Cuba condemns U.S. military strikes
HAVANA (Reuters) -- Communist-run Cuba, one of a handful of states on
Washington's list of alleged terrorism sponsors, condemned Thursday's U.S.
military attacks on Afghanistan and Sudan as "arrogant" and
counterproductive.
"President William Clinton ignored the sovereignty of Sudan and Afghanistan
and launched a theatrical bombardment which overshadowed his recent sex
scandal," said state-run news agency Prensa Latina, which generally
expresses the opinions of Cuba's ruling Communist Party.
"But the attacks, with the pretext of answering terrorism, may fuel more
violence instead of eliminating it," the news agency added in its first
report on
the strikes.
The United States launched attacks on Sudan and Afghanistan earlier
Thursday to hit what Clinton called "terrorist-related" bases believed
to have
been behind the recent bombings of U.S. embassies in Kenya and Tanzania
that killed more than 200 people.
The Prensa Latina article, "Arrogance does not kill terrorism, it fuels
it,"
warned that the strikes may provoke further violence.
"The arrogant use of military bases in the region to respond to the attacks
on
the U.S. embassies in Kenya and Tanzania may create a chain reaction,"
it
said.
It added that the lack of social justice for Arab nations and the "bias"
of the
United States in the Middle East "explain in part, although they do not
justify,
some extremist actions against the U.S. military presence in the zone."
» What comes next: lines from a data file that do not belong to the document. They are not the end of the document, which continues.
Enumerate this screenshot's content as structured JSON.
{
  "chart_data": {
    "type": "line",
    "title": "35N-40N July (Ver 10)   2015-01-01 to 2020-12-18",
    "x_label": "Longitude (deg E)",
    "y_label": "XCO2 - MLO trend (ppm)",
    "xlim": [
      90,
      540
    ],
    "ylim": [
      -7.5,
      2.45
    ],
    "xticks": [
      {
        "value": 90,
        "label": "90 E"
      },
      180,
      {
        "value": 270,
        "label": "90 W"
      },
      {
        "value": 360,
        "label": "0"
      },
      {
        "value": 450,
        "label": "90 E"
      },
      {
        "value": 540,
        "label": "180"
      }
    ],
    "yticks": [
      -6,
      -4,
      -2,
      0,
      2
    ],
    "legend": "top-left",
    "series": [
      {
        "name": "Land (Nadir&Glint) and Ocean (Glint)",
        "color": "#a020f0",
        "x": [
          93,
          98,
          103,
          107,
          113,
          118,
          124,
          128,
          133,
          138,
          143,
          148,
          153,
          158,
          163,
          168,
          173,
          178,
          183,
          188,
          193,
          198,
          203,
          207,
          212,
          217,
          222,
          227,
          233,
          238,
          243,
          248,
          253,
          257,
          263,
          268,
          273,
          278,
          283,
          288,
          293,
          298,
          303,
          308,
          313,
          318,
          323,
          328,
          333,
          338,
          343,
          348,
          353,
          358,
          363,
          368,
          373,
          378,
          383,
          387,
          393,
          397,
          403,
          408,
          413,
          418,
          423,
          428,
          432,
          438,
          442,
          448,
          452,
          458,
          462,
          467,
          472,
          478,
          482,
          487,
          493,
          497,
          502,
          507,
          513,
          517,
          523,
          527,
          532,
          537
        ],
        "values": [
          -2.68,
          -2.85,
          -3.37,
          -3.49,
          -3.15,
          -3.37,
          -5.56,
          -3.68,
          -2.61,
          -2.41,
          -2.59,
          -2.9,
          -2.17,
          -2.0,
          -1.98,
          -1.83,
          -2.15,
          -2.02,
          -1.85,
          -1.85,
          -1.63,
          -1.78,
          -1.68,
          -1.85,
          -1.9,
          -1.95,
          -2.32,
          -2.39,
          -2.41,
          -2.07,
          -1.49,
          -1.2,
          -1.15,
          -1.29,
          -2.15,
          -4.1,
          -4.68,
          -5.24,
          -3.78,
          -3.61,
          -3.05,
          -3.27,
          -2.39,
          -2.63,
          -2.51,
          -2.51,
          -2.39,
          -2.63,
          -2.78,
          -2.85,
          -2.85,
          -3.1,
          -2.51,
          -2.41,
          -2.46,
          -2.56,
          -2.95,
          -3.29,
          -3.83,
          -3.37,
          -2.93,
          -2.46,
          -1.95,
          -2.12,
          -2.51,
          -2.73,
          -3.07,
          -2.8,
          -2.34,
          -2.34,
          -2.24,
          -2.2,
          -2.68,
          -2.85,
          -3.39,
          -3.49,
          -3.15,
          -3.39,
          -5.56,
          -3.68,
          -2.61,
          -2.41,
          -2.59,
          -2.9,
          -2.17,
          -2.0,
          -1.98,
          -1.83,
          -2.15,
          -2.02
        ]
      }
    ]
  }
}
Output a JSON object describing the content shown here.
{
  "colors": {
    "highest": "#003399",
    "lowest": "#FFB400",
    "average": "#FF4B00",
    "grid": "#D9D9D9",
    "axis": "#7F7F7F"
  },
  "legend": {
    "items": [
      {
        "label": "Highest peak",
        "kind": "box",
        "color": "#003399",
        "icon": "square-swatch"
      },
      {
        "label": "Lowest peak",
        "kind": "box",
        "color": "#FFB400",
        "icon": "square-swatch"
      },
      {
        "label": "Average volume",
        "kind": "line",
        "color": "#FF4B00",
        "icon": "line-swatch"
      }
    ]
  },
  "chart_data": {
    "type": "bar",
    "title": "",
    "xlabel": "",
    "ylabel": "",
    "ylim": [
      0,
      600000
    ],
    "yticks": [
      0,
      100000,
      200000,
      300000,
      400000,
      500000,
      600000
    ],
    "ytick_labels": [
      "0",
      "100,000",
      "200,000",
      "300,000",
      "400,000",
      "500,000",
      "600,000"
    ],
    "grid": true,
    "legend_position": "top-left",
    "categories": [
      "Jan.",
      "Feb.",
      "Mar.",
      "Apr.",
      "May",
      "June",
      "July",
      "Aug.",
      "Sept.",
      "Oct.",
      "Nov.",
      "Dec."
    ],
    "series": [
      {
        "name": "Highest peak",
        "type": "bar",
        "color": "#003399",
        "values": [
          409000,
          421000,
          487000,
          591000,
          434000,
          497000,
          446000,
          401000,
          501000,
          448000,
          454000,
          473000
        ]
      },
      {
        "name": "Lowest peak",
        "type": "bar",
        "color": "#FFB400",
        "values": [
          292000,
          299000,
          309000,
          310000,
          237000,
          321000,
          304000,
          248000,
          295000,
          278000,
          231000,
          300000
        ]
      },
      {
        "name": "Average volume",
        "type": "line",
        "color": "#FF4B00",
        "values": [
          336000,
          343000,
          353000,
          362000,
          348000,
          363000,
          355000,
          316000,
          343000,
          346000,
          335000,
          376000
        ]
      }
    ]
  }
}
Cuba, at odds with the United States since Fidel Castro's 1959 revolution,
has long supported the Palestine Liberation Organization and broke relations
with Israel in the early 1970s.
Prensa Latina's direct criticism of Clinton contrasted with Castro's recent
conciliatory comments about the U.S. leader whom he had called a "man of
peace" and absolved him of responsibility for other alleged "terrorist"
elements planning violence against Cuba from American soil.